CLT OF THE YEARの表彰は、CLTを使った建築物の施工方法やデザインの独自性を評価するものです。この度の受賞は、優れた耐震性や快適な空間の提供を実現し、都市部の限られた敷地においても効率的に建築できる方法が確立されたことが大きなポイントとなりました。
狭小地に最適な「LC-gate構法」
「世田谷上馬のカフェ」は、敷地面積が61.69m²(18.6坪)、間口5.1mの狭小地に建設されています。一般的なCLTパネル工法とは異なり、当施設では新たに開発された「LC-gate構法」が採用されました。

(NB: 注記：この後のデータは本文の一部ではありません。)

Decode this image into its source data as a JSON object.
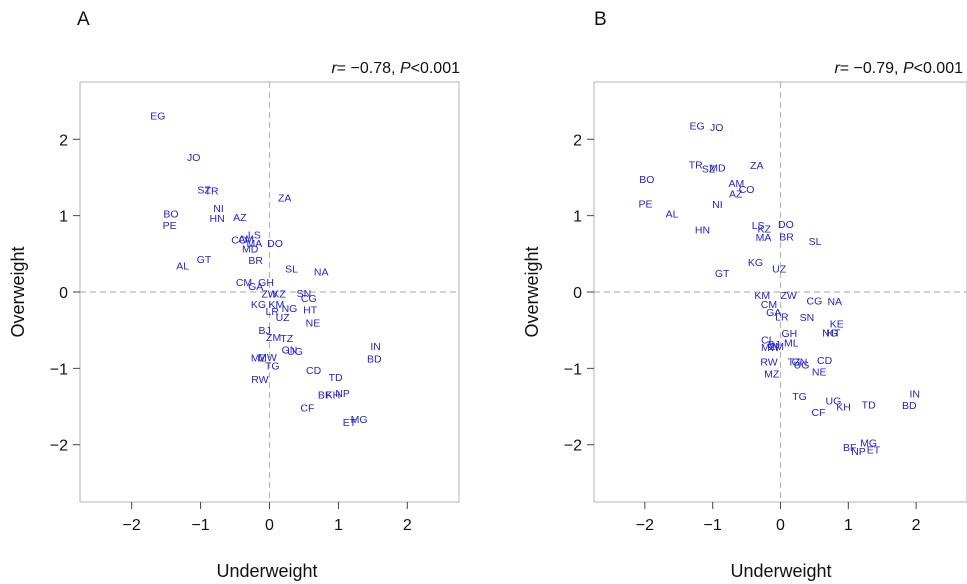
{
  "chart_data": [
    {
      "type": "scatter",
      "panel": "A",
      "annotation": {
        "r_label": "r",
        "r_value": "= −0.78, ",
        "p_label": "P",
        "p_value": "<0.001"
      },
      "xlabel": "Underweight",
      "ylabel": "Overweight",
      "xlim": [
        -2.75,
        2.75
      ],
      "ylim": [
        -2.75,
        2.75
      ],
      "xticks": [
        -2,
        -1,
        0,
        1,
        2
      ],
      "yticks": [
        -2,
        -1,
        0,
        1,
        2
      ],
      "tick_labels": [
        "−2",
        "−1",
        "0",
        "1",
        "2"
      ],
      "zero_lines": true,
      "grid": false,
      "points": [
        {
          "label": "EG",
          "x": -1.62,
          "y": 2.31
        },
        {
          "label": "JO",
          "x": -1.1,
          "y": 1.77
        },
        {
          "label": "SZ",
          "x": -0.95,
          "y": 1.34
        },
        {
          "label": "TR",
          "x": -0.84,
          "y": 1.33
        },
        {
          "label": "NI",
          "x": -0.74,
          "y": 1.1
        },
        {
          "label": "HN",
          "x": -0.76,
          "y": 0.97
        },
        {
          "label": "AZ",
          "x": -0.43,
          "y": 0.98
        },
        {
          "label": "BO",
          "x": -1.43,
          "y": 1.03
        },
        {
          "label": "PE",
          "x": -1.45,
          "y": 0.88
        },
        {
          "label": "ZA",
          "x": 0.22,
          "y": 1.24
        },
        {
          "label": "LS",
          "x": -0.22,
          "y": 0.75
        },
        {
          "label": "CO",
          "x": -0.44,
          "y": 0.69
        },
        {
          "label": "AM",
          "x": -0.34,
          "y": 0.7
        },
        {
          "label": "MA",
          "x": -0.22,
          "y": 0.64
        },
        {
          "label": "MD",
          "x": -0.28,
          "y": 0.57
        },
        {
          "label": "DO",
          "x": 0.08,
          "y": 0.64
        },
        {
          "label": "BR",
          "x": -0.2,
          "y": 0.42
        },
        {
          "label": "GT",
          "x": -0.95,
          "y": 0.43
        },
        {
          "label": "AL",
          "x": -1.26,
          "y": 0.35
        },
        {
          "label": "SL",
          "x": 0.32,
          "y": 0.31
        },
        {
          "label": "NA",
          "x": 0.75,
          "y": 0.27
        },
        {
          "label": "CM",
          "x": -0.37,
          "y": 0.13
        },
        {
          "label": "GH",
          "x": -0.05,
          "y": 0.13
        },
        {
          "label": "GA",
          "x": -0.2,
          "y": 0.08
        },
        {
          "label": "SN",
          "x": 0.5,
          "y": -0.01
        },
        {
          "label": "ZW",
          "x": 0.0,
          "y": -0.02
        },
        {
          "label": "KZ",
          "x": 0.14,
          "y": -0.02
        },
        {
          "label": "CG",
          "x": 0.57,
          "y": -0.08
        },
        {
          "label": "KG",
          "x": -0.16,
          "y": -0.16
        },
        {
          "label": "KM",
          "x": 0.1,
          "y": -0.16
        },
        {
          "label": "NG",
          "x": 0.29,
          "y": -0.21
        },
        {
          "label": "HT",
          "x": 0.59,
          "y": -0.23
        },
        {
          "label": "LR",
          "x": 0.04,
          "y": -0.25
        },
        {
          "label": "UZ",
          "x": 0.19,
          "y": -0.33
        },
        {
          "label": "NE",
          "x": 0.63,
          "y": -0.4
        },
        {
          "label": "BJ",
          "x": -0.07,
          "y": -0.5
        },
        {
          "label": "ZM",
          "x": 0.06,
          "y": -0.59
        },
        {
          "label": "TZ",
          "x": 0.25,
          "y": -0.6
        },
        {
          "label": "GN",
          "x": 0.29,
          "y": -0.75
        },
        {
          "label": "UG",
          "x": 0.37,
          "y": -0.77
        },
        {
          "label": "MZ",
          "x": -0.16,
          "y": -0.86
        },
        {
          "label": "MW",
          "x": -0.03,
          "y": -0.85
        },
        {
          "label": "TG",
          "x": 0.04,
          "y": -0.96
        },
        {
          "label": "RW",
          "x": -0.14,
          "y": -1.14
        },
        {
          "label": "CD",
          "x": 0.64,
          "y": -1.02
        },
        {
          "label": "IN",
          "x": 1.54,
          "y": -0.71
        },
        {
          "label": "BD",
          "x": 1.52,
          "y": -0.87
        },
        {
          "label": "TD",
          "x": 0.96,
          "y": -1.11
        },
        {
          "label": "BF",
          "x": 0.8,
          "y": -1.34
        },
        {
          "label": "KH",
          "x": 0.92,
          "y": -1.34
        },
        {
          "label": "NP",
          "x": 1.06,
          "y": -1.32
        },
        {
          "label": "CF",
          "x": 0.55,
          "y": -1.51
        },
        {
          "label": "MG",
          "x": 1.3,
          "y": -1.66
        },
        {
          "label": "ET",
          "x": 1.16,
          "y": -1.7
        }
      ]
    },
    {
      "type": "scatter",
      "panel": "B",
      "annotation": {
        "r_label": "r",
        "r_value": "= −0.79, ",
        "p_label": "P",
        "p_value": "<0.001"
      },
      "xlabel": "Underweight",
      "ylabel": "Overweight",
      "xlim": [
        -2.75,
        2.75
      ],
      "ylim": [
        -2.75,
        2.75
      ],
      "xticks": [
        -2,
        -1,
        0,
        1,
        2
      ],
      "yticks": [
        -2,
        -1,
        0,
        1,
        2
      ],
      "tick_labels": [
        "−2",
        "−1",
        "0",
        "1",
        "2"
      ],
      "zero_lines": true,
      "grid": false,
      "points": [
        {
          "label": "EG",
          "x": -1.23,
          "y": 2.18
        },
        {
          "label": "JO",
          "x": -0.94,
          "y": 2.16
        },
        {
          "label": "TR",
          "x": -1.25,
          "y": 1.67
        },
        {
          "label": "SZ",
          "x": -1.06,
          "y": 1.62
        },
        {
          "label": "MD",
          "x": -0.93,
          "y": 1.63
        },
        {
          "label": "ZA",
          "x": -0.35,
          "y": 1.66
        },
        {
          "label": "BO",
          "x": -1.97,
          "y": 1.48
        },
        {
          "label": "AM",
          "x": -0.65,
          "y": 1.43
        },
        {
          "label": "CO",
          "x": -0.5,
          "y": 1.35
        },
        {
          "label": "AZ",
          "x": -0.66,
          "y": 1.29
        },
        {
          "label": "NI",
          "x": -0.93,
          "y": 1.15
        },
        {
          "label": "PE",
          "x": -1.99,
          "y": 1.16
        },
        {
          "label": "AL",
          "x": -1.6,
          "y": 1.03
        },
        {
          "label": "HN",
          "x": -1.15,
          "y": 0.82
        },
        {
          "label": "LS",
          "x": -0.33,
          "y": 0.88
        },
        {
          "label": "KZ",
          "x": -0.24,
          "y": 0.83
        },
        {
          "label": "DO",
          "x": 0.08,
          "y": 0.89
        },
        {
          "label": "MA",
          "x": -0.25,
          "y": 0.72
        },
        {
          "label": "BR",
          "x": 0.09,
          "y": 0.73
        },
        {
          "label": "SL",
          "x": 0.51,
          "y": 0.67
        },
        {
          "label": "KG",
          "x": -0.37,
          "y": 0.39
        },
        {
          "label": "UZ",
          "x": -0.02,
          "y": 0.31
        },
        {
          "label": "GT",
          "x": -0.86,
          "y": 0.25
        },
        {
          "label": "KM",
          "x": -0.27,
          "y": -0.04
        },
        {
          "label": "ZW",
          "x": 0.12,
          "y": -0.04
        },
        {
          "label": "CG",
          "x": 0.5,
          "y": -0.11
        },
        {
          "label": "NA",
          "x": 0.8,
          "y": -0.12
        },
        {
          "label": "CM",
          "x": -0.17,
          "y": -0.16
        },
        {
          "label": "GA",
          "x": -0.1,
          "y": -0.26
        },
        {
          "label": "LR",
          "x": 0.02,
          "y": -0.32
        },
        {
          "label": "SN",
          "x": 0.39,
          "y": -0.33
        },
        {
          "label": "KE",
          "x": 0.83,
          "y": -0.41
        },
        {
          "label": "NG",
          "x": 0.73,
          "y": -0.53
        },
        {
          "label": "HT",
          "x": 0.78,
          "y": -0.53
        },
        {
          "label": "GH",
          "x": 0.13,
          "y": -0.54
        },
        {
          "label": "CI",
          "x": -0.21,
          "y": -0.62
        },
        {
          "label": "BJ",
          "x": -0.1,
          "y": -0.68
        },
        {
          "label": "ML",
          "x": 0.16,
          "y": -0.66
        },
        {
          "label": "MW",
          "x": -0.15,
          "y": -0.72
        },
        {
          "label": "ZM",
          "x": -0.06,
          "y": -0.71
        },
        {
          "label": "RW",
          "x": -0.17,
          "y": -0.91
        },
        {
          "label": "TZ",
          "x": 0.2,
          "y": -0.91
        },
        {
          "label": "GN",
          "x": 0.28,
          "y": -0.91
        },
        {
          "label": "UG",
          "x": 0.31,
          "y": -0.95
        },
        {
          "label": "CD",
          "x": 0.65,
          "y": -0.89
        },
        {
          "label": "NE",
          "x": 0.57,
          "y": -1.04
        },
        {
          "label": "MZ",
          "x": -0.13,
          "y": -1.07
        },
        {
          "label": "TG",
          "x": 0.28,
          "y": -1.36
        },
        {
          "label": "UG",
          "x": 0.78,
          "y": -1.42
        },
        {
          "label": "KH",
          "x": 0.93,
          "y": -1.5
        },
        {
          "label": "CF",
          "x": 0.56,
          "y": -1.57
        },
        {
          "label": "TD",
          "x": 1.3,
          "y": -1.47
        },
        {
          "label": "IN",
          "x": 1.98,
          "y": -1.33
        },
        {
          "label": "BD",
          "x": 1.9,
          "y": -1.48
        },
        {
          "label": "MG",
          "x": 1.3,
          "y": -1.97
        },
        {
          "label": "BF",
          "x": 1.02,
          "y": -2.03
        },
        {
          "label": "NP",
          "x": 1.15,
          "y": -2.08
        },
        {
          "label": "ET",
          "x": 1.37,
          "y": -2.06
        }
      ]
    }
  ]
}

この方法は、高い耐震性を確保しつつ、CLTパネルの使用枚数を減らし、間取りの柔軟性を向上させることを可能にしました。特に、非住宅用の大空間の建築には非常に効果的です。これまでは広い敷地での利用が主流でしたが、今回の優秀賞受賞によって、狭小地でも活用できる可能性が広がりました。
短工期での建設実現
審査においては、CLTの特性を最大限に活かした施工法が評価されました。具体的には、建設期間をわずか7日間に短縮し、外壁の仕上げが済んだパネルを使用することで施工を効率化しました。この手法は、都市部での建設における新しいモデルケースを作り出し、今後のCLT建築普及における大きな一歩とされています。
環境への配慮と持続可能性
受賞に際し、ライフデザイン・カバヤの窪田社長は、「初受賞のこの機会を通じて、私たちのCLT建築の普及拡大に意欲を新たにしています。国産材を活用することで、脱炭素社会の実現に貢献したい」とコメントしています。国産材の活用によって、地域の林業活性化も目指し、持続可能な社会の実現に寄与することが期待されています。
物件概要
この画期的なカフェの工事名は「世田谷区上馬5丁目プロジェクト Garage house上馬新築工事」です。設計・施工には株式会社エー・ディー・アンドシーが担当し、完成した建物は多くの人に愛される場となることでしょう。省エネルギーに配慮した設計が行われ、今後のCLT建築の標準を示す一例となっています。ぜひその先進的な取り組みに注目してみてください。